In the tenth century the Venetians employed these large heavy vessels, which they had adopted from the Saracens, and which were termed cumbaries (from the Latin cymba), or gombaries. To the same class belonged the coque (Fig. 73), which, according to an old chronicler, had a round stem and stern, a high freeboard, and drew very little water. This style of vessel, which from its shape was considered insubmersable, was largely used both for warlike and commercial purposes, from the twelfth to the close of the fifteenth century.
The coque, so frequently employed in the Middle Ages, doubtless suggested the construction of another large vessel of the same sort, called by the Venetians buzo, by the Genoese panzono, and busse by the Provençaux, three words having a similar signification.[4] These various names plainly indicate the character of this kind of vessel, namely, that it was a broad-beamed, slow-sailing craft, but one capable of carrying large and heavy cargoes.
Fig. 72.—Sketch of a Galley of the Sixteenth Century, painted in distemper on the door of a cupboard preserved in the Doria Palace, Genoa.
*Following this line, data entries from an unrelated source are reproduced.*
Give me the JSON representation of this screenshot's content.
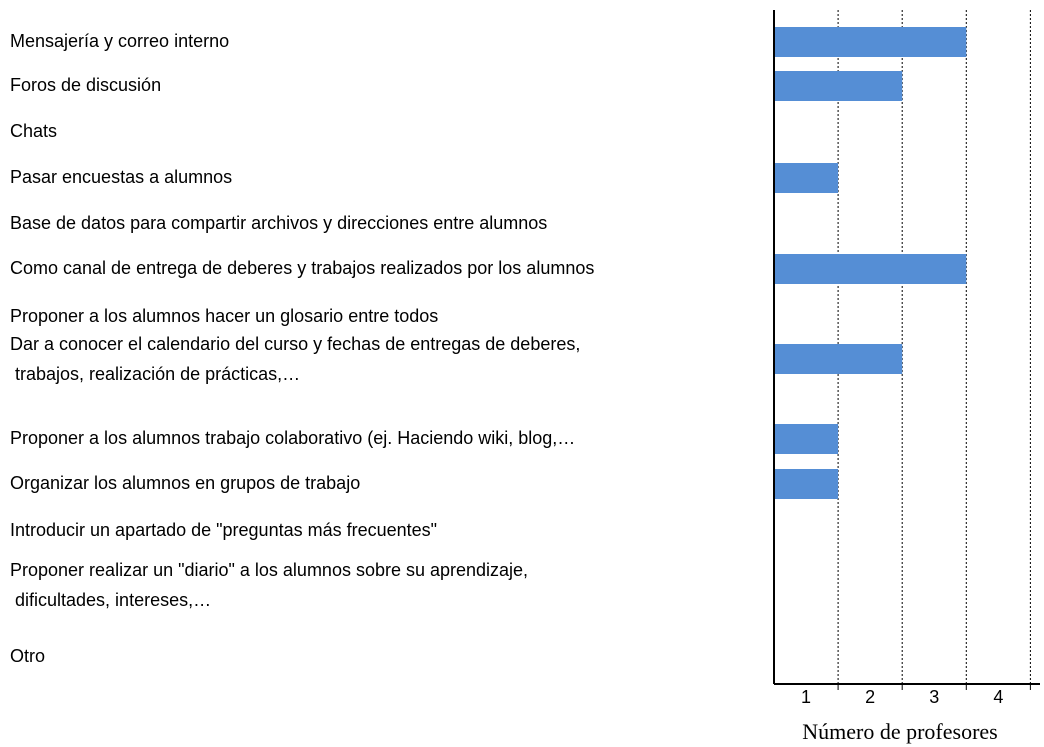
{
  "chart_data": {
    "type": "barh",
    "categories": [
      "Mensajería y correo interno",
      "Foros de discusión",
      "Chats",
      "Pasar encuestas a alumnos",
      "Base de datos para compartir archivos y direcciones entre alumnos",
      "Como canal de entrega de deberes y trabajos realizados por los alumnos",
      "Proponer a los alumnos hacer un glosario entre todos",
      "Dar a conocer el calendario del curso y fechas de entregas de deberes,\n trabajos, realización de prácticas,…",
      "Proponer a los alumnos trabajo colaborativo (ej. Haciendo wiki, blog,…",
      "Organizar los alumnos en grupos de trabajo",
      "Introducir un apartado de \"preguntas más frecuentes\"",
      "Proponer realizar un \"diario\" a los alumnos sobre su aprendizaje,\n dificultades, intereses,…",
      "Otro"
    ],
    "values": [
      3,
      2,
      0,
      1,
      0,
      3,
      0,
      2,
      1,
      1,
      0,
      0,
      0
    ],
    "color": "#558ed5",
    "xlabel": "Número de profesores",
    "xlim": [
      0,
      4.15
    ],
    "xticks": [
      1,
      2,
      3,
      4
    ],
    "grid": true
  }
}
Such names, however, as gombaries, coques, and busses, are nowadays as completely forgotten as the ships to which they were applied, while such terms as carraque and galliot still convey a meaning understood by everybody. Indeed, they immediately call up in the mind the memory of the numerous Spanish galleons which, according to popular tradition, were constantly returning home laden with Peruvian gold, and of those gigantic caracks which, hailing from the French ports on the Atlantic and the Mediterranean, invested the navy of France, in the reigns of Louis XII. and Francis I., with such a splendid and imposing renown.